Determine a fourth degree polynomial p that has $p(0), p(1), p(2), p(3), p(4)$ equal to $7, 1, 3, 1, 7$, respectively. Using my ideas, I first write out the points on the polynomial as $(0,7), (1, 1),(2, 3), (4, 7).$ I assume a four degree polynomial will have the general formula $$p(x) = ax^4+bx^3+cx^2+dx+e$$ Since at $x=0$, $p(0) = 7$, it follows that $ e=7.$
My problem now is to find a, b, c, and d.
On
Plug in the known values and you would get $4$ (linear) equations with $4$ variables.
This is a bit much - but is doable.
If you are advanced and know what are matrices then you can use it to find the solution.
On
Symmetry is our friend, let's exploit it (that didn't come out sounding quite right.)
There is obvious symmetry about $x=2$. Symmetry about $0$ is nicer, so we first find a polynomial $q(x)$ such that $q(0)=3$, $q(\pm 1)=1$ and $q(\pm 2)=7$. Let's look for such a polynomial of shape $$q(x)=3+ax^2(x^2-1)+bx^2(x^2-4).$$
Plug in $x=2$ to find $a$ and $x=1$ to find $b$.
Then shift $q(x)$ suitably: $p(x)=q(x-2)$.
On
Yet another method, using the fact that the inputs are consecutive integers starting with zero. It’s the method of finite differences, in which you make repeated use of the operator $\Delta$, where $(\Delta f)(n)=f(n+1)-f(n)$. The basic polynomials here are $C_0(x)=1$ (constant), $C_1(x)=x$, $C_2(x)=x(x-1)/2!$, $C_3(x)=x(x-1)(x-2)/3!$, etc. In our example, I write down the original function values on the top row, and the values of $\Delta^nf$ in the succeeding rows: \begin{align} 7\quad 1\quad3\quad1\quad7\\ -6\quad2-2\quad6\quad\>\\ 8\quad-4\quad8\quad\quad\\ -12\quad12\quad\quad\quad\quad\\ 24\qquad\quad\quad\quad\quad \end{align} Then the desired polynomial is gotten by reading down the left column: $f(x)=7C_0-6C_1+8C_2-12C_3+24C_4$.

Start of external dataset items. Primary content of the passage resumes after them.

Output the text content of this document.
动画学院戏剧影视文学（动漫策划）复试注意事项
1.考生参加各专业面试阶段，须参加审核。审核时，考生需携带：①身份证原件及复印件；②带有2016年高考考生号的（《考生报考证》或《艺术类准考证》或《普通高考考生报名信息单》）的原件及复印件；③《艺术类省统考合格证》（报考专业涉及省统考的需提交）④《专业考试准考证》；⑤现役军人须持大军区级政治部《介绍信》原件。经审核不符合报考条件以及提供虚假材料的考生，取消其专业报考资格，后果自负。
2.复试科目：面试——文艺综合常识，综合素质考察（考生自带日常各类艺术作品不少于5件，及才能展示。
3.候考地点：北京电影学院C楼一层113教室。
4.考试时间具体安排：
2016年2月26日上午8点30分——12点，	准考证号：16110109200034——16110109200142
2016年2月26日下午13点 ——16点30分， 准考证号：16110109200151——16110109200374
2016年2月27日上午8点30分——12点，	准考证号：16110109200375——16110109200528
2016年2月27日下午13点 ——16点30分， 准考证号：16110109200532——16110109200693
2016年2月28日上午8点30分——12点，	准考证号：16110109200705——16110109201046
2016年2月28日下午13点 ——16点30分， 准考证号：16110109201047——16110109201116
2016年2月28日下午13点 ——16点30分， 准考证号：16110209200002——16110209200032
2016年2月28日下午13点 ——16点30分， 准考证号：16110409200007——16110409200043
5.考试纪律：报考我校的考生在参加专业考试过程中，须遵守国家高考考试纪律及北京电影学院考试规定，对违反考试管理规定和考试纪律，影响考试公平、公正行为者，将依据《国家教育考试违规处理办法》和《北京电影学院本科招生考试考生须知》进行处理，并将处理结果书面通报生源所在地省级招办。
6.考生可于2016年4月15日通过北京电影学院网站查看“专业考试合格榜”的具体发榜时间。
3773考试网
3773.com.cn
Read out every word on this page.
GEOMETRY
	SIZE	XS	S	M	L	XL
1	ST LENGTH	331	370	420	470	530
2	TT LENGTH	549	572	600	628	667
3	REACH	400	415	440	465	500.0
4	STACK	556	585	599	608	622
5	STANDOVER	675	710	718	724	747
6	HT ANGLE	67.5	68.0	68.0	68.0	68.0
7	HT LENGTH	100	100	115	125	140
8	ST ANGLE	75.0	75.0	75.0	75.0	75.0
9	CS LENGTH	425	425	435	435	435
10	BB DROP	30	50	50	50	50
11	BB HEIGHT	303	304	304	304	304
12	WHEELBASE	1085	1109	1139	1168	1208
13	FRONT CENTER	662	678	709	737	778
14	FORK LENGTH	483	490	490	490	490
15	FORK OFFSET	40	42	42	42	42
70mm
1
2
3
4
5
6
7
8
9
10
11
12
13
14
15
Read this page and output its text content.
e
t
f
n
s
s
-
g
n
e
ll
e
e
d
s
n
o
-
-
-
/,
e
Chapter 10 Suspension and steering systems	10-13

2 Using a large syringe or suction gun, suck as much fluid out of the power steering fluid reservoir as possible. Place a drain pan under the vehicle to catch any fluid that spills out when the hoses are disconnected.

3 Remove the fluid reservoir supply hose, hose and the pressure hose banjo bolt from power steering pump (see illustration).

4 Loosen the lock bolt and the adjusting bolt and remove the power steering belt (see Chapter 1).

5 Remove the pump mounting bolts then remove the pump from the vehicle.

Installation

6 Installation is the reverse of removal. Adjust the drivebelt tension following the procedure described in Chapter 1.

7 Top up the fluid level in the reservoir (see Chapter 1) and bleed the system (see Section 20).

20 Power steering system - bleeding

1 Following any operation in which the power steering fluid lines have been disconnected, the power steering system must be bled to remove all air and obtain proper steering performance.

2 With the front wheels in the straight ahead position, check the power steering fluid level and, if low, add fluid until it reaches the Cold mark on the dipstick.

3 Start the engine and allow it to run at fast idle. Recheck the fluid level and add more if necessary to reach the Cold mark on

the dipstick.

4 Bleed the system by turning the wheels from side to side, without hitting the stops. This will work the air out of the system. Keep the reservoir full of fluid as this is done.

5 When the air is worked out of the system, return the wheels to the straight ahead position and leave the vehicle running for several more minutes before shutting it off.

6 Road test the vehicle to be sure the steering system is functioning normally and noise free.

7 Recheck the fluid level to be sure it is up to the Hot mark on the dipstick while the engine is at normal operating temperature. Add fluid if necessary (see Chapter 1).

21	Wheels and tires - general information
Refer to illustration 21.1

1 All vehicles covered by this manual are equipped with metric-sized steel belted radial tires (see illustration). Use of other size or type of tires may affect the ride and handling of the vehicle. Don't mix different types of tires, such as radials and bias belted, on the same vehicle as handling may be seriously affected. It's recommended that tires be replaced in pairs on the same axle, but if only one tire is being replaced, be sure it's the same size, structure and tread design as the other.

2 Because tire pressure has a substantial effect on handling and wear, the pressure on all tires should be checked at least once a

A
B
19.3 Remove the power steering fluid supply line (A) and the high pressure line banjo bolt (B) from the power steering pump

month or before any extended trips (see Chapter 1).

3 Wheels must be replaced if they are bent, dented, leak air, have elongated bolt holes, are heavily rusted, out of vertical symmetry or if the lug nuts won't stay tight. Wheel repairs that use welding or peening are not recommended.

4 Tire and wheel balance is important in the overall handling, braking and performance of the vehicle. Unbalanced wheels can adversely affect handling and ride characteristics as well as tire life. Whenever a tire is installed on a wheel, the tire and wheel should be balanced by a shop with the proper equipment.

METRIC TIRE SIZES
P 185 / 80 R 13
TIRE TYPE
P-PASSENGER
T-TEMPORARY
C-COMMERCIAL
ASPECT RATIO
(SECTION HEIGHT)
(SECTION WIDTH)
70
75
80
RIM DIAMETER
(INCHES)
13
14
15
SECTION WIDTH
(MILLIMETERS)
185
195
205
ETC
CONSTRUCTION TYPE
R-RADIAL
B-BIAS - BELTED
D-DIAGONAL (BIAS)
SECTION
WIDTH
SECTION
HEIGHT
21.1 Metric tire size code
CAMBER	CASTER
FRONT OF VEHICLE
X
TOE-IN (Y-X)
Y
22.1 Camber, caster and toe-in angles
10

If you are not averse to teaching a method without a supporting explanation, this is perfectly well suited to willing elementary school students.
Lets solve an easier case: $q(x)$ a 2nd degree polynomial and $q(1) = 1$, $q(4) = 3$ and $q(5) = 2$. It's easy to check that the following polynomial expression has the degree we want and when evaluated at 0, 4 and 5 it gives the values we expect:
$$ Q(x) = 1\cdot\frac{(x-4)(x-5)}{(1-4)(1-5)} + 3\cdot\frac{(x-5)(x-1)}{(4-5)(4-1)} + 2\cdot\frac{(x-1)(x-4)}{(5-1)(5-4)} $$
Therefore it must be the polynomial we are looking for, $Q(x) = q(x)$ (though, of course, you have to expand the expression to get the coefficients). Try to understand what is the trick used and then adapt it to your 4th degree polynomial.